A situação era esquerda; mas não se podia perder tempo. Bem o
compreendeu Rosina, que rompeu logo estas palavras:
— Não tem remorsos?
— De quê? perguntou Ernesto espantado.
— Do que me fez?
— Eu?
— Sim, abandonando-me sem uma explicação. A causa adivinho eu qual
é, alguma nova suspeita, ou antes alguma calúnia...
— Nem calúnia, nem suspeita, disse Ernesto depois de um momento de
silêncio; mas só verdade.
Rosina sufocou um grito; seus lábios pálidos e trêmulos quiseram
murmurar alguma coisa, mas não puderam; dos olhos arrebentaram-lhe
duas grossas lágrimas. Ernesto não podia vê-la chorar; por mais cheio de
razões que estivesse, em vendo lágrimas, curvava-se logo e pedia-lhe
perdão. Desta vez porém era impossível que tão depressa voltasse ao
antigo estado. As revelações do rival estavam ainda frescas na memória.
Curvou-se, entretanto, para a moça e pediu-lhe que não chorasse.
— Que não chore! disse ela com voz lacrimosa. Pede-me que não chore
quando eu vejo fugir-me a felicidade das mãos, sem ao menos merecer a
sua estima, porque o senhor despreza-me; sem ao menos saber o que é
essa calúnia para desmenti-la ou desmascará-la...
— É capaz disso? perguntou Ernesto com fogo. É capaz de confundir a
calúnia?
— Sou, disse ela com um magnífico gesto de dignidade.
Ernesto expôs em resumo a conversa que tivera com o rapaz de nariz
comprido, e concluiu dizendo que vira uma carta dela. Rosina ouviu
calada a narração: tinha o peito ofegante; sentia-se a comoção que a
dominava. Quando ele acabou, soltou uma torrente de lágrimas.
— Meu Deus! disse baixinho Ernesto, podem ouvi-la.
— Não importa, exclamou a moça; estou disposta a tudo...
— Diga-me, pode negar o que lhe acabo de contar?
— Tudo, não; alguma coisa é verdade, respondeu ela com voz triste.
— Ah!
— A promessa de casamento é mentira; não houve mais que duas cartas,
duas apenas, e isto... por sua culpa...
— Por minha culpa! exclamou Ernesto tão assombrado como se acabasse
de ver um dos castiçais a dançar.
— Sim, repetiu ela, por sua culpa.

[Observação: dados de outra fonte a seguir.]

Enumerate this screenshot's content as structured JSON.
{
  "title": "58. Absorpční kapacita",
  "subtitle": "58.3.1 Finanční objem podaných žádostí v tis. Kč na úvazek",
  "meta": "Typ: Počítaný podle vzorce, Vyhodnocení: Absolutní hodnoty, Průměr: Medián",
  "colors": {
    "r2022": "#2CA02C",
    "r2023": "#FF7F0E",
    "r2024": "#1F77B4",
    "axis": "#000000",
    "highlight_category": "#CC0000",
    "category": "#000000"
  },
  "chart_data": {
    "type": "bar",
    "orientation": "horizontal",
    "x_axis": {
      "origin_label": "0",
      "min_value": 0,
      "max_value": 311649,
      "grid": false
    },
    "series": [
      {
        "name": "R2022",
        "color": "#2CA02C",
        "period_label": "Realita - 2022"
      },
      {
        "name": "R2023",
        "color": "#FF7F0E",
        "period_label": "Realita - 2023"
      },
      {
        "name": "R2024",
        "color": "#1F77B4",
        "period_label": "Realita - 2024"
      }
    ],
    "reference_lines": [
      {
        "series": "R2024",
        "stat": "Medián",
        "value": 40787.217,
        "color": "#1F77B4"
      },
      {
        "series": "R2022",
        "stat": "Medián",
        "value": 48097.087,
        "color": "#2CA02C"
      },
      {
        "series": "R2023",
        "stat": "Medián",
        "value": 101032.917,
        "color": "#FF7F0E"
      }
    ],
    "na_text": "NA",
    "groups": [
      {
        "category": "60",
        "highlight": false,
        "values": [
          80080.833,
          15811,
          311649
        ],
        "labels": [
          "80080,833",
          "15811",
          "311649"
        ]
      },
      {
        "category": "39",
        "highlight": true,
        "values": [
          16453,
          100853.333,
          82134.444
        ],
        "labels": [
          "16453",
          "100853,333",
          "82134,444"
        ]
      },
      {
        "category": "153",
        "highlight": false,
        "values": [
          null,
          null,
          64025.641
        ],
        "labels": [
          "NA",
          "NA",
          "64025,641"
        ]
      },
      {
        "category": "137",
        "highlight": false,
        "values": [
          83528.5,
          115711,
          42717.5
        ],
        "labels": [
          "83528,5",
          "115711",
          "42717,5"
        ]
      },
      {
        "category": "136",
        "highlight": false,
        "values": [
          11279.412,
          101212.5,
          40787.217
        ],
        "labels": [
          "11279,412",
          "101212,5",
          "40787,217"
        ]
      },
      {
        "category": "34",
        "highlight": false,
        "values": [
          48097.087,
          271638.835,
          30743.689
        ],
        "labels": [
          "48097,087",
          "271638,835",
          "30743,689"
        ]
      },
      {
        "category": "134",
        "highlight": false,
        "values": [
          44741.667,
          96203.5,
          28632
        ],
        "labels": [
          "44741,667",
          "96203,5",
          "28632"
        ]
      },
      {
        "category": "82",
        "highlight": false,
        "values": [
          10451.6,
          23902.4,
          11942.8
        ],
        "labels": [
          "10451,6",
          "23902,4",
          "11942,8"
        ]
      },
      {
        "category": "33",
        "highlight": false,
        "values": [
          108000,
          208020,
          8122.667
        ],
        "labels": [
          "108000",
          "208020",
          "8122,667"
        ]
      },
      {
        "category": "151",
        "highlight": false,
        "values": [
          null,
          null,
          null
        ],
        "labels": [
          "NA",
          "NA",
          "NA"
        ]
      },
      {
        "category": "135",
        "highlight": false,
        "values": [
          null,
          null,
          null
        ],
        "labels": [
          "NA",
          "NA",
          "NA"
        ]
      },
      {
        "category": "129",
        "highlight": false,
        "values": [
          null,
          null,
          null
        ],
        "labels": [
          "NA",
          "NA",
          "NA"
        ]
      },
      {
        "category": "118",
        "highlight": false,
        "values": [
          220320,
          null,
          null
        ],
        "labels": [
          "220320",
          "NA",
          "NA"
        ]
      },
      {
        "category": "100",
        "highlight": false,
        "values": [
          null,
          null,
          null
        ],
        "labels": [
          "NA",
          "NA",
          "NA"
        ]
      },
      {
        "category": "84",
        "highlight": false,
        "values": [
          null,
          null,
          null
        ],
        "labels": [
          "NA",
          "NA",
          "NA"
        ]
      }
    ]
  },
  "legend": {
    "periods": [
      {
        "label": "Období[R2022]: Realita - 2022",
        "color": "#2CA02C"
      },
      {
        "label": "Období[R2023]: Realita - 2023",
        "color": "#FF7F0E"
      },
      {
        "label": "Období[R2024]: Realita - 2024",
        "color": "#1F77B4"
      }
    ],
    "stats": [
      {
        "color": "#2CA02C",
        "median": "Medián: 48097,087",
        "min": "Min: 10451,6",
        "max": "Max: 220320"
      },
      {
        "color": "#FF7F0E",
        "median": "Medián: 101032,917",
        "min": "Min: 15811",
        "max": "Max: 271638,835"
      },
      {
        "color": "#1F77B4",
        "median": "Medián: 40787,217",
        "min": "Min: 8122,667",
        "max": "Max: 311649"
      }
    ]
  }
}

Não se lembra? Tinha-se arrufado uma
vez comigo, e eu... foi uma loucura... para metê-lo em brios, para vingar
me... que loucura!... correspondi ao namoro daquele indivíduo sem
educação... foi demência minha, bem vejo... Mas que quer? eu estava
despeitada...
A alma de Ernesto ficou fortemente abalada com esta exposição que a
moça lhe fazia dos acontecimentos. Era claro para ele que Rosina negaria
tudo, se o seu procedimento tivesse alguma intenção má; a carta, diria
que era imitação da sua letra. Mas não; ela confessava tudo com a mais
nobre e rude singeleza deste mundo; somente — e nisto estava a chave
da situação, — a moça explicava a que impulsos de despeito cedera,
mostrando assim, se podemos comparar o coração a um pastel, debaixo
do invólucro da leviandade a nata do amor.
Decorreram alguns segundos de silêncio, em que a moça tinha os olhos
pregados no chão, na mais triste e melancólica atitude que jamais teve
uma donzela arrependida.
— Mas não viu que esse ato de loucura podia causar a minha morte?
disse Ernesto.
Rosina estremeceu ouvindo estas palavras que Ernesto lhe disse com a
voz mais doce dos seus antigos dias; levantou os olhos para ele e tornou
a pousá-los no chão.
— Se eu tivesse refletido nisso, observou ela, não faria nada do que fiz.
— Tem razão, ia dizendo Ernesto, mas levado de um mau espírito de
vingança entendeu que a leviandade da moça devia ser punida com
alguns minutos mais de dúvida e recriminação.
A moça ouviu ainda muitas coisas que lhe disse Ernesto, e a todas
respondeu com um ar tão contrito e palavras tão repassadas de
amargura, que o nosso namorado sentia quase rebentarem-lhe as
lágrimas dos olhos. Os de Rosina estavam já mais tranquilos, e a limpidez
começava a tomar o lugar da sombra melancólica. A situação era quase a
mesma de algumas semanas antes; faltava só consolidá-la com o tempo.
Entretanto, disse Rosina:
— Não pense que lhe peço mais do que me cumpre. Meu procedimento
alguma punição há de ter, e eu estou perfeitamente resignada. Pedi-lhe
que viesse aqui a fim de me explicar o seu silêncio; pela minha parte
expliquei-lhe o meu desvario. Não posso ambicionar mais...
— Não pode?...
— Não. Meu fim era não desmerecer a sua estima.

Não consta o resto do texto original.